This article was updated on May. 18, 2016.
Indexed universal life insurance plans are an interesting twist on traditional universal life insurance. Indexed universal plans (like all universal life insurance) carry a death benefit and a separate cash value that increases over time, but differ in how the non-insurance part of the plan is structured. In short, the premiums paid go toward the life insurance cost, fees, and with the rest going toward the cash value of the policy. The twist is that the cash value pays a return based on increases in an equity index, like the S&P 500, versus a fixed rate as with standard universal life insurance plans.
If you're considering indexed universal life insurance, you're probably already familiar with the details of universal life insurance, so let's skip an in-depth look at these plans and review some of the pros and cons that you should factor into your decision.
- Tax-deferred growth of cash value.
- No contribution limit on policy contributions can make them attractive for tax purposes because of tax-deferred growth.
- Exposure to stock market indices may offer better long-term growth versus other universal life plans.
- Premiums can be lower than traditional universal life insurance plans.
- Lower risk than stock investing, since cash value won't decrease if the target index falls.
- May offer better returns than other universal plans in a strong stock market.
- Since the insurer makes its money by keeping a portion of the gains, returns will always trail the index.
- May pay lower returns than other universal life plans in a poor stock market environment.
- Depending on your situation, the total costs paid may net less long-term benefits versus other insurance and separate investing alternatives.
Foolish bottom line
Universal life insurance plans, including indexed universal life, frankly, aren't good choices for the vast majority of people. There are some tax benefits, but they are almost only of real value for high-wealth/high-income earners or business owners, and often come at too high a cost with too low of potential returns for the tax benefits they provide.
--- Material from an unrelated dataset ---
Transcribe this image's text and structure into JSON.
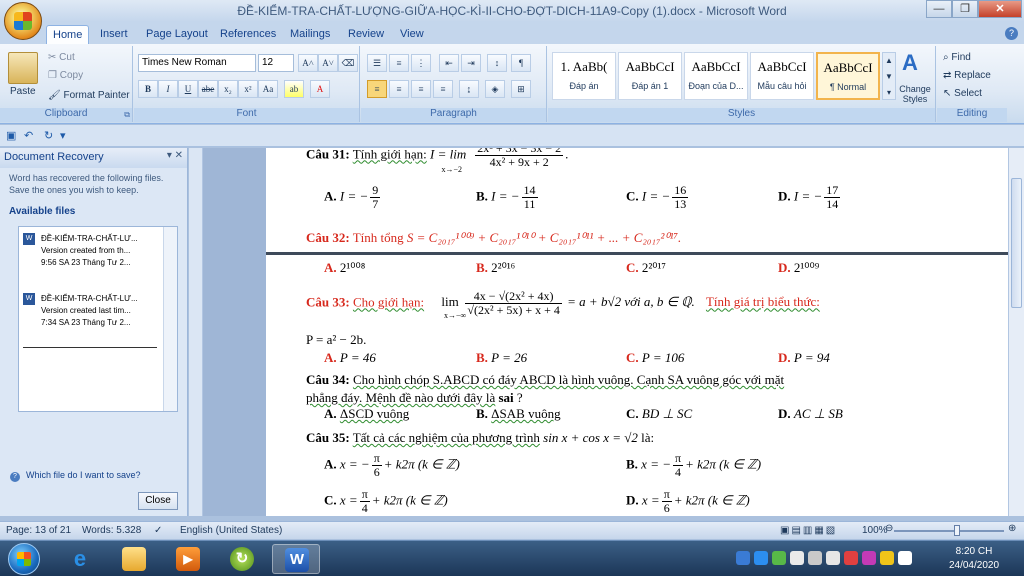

There are other downsides, including caps on potential returns that can make them poor ways for the average person to build long-term wealth and have adequate life insurance, versus separate investment accounts and life insurance policies.
In summary, just like any financial instrument, what makes sense for one person may not be right for you. Take the time to understand the benefits and risks, as well as to look closely at alternatives that may be a better fit.
Before buying complicated insurance products like universal and indexed universal life insurance, make sure you're taking full advantage of other tax-deferred investing alternatives such as traditional or Roth IRAs, combined with stand-alone term life insurance first. For most people, this will be a more affordable choice, and potentially a better long-term value.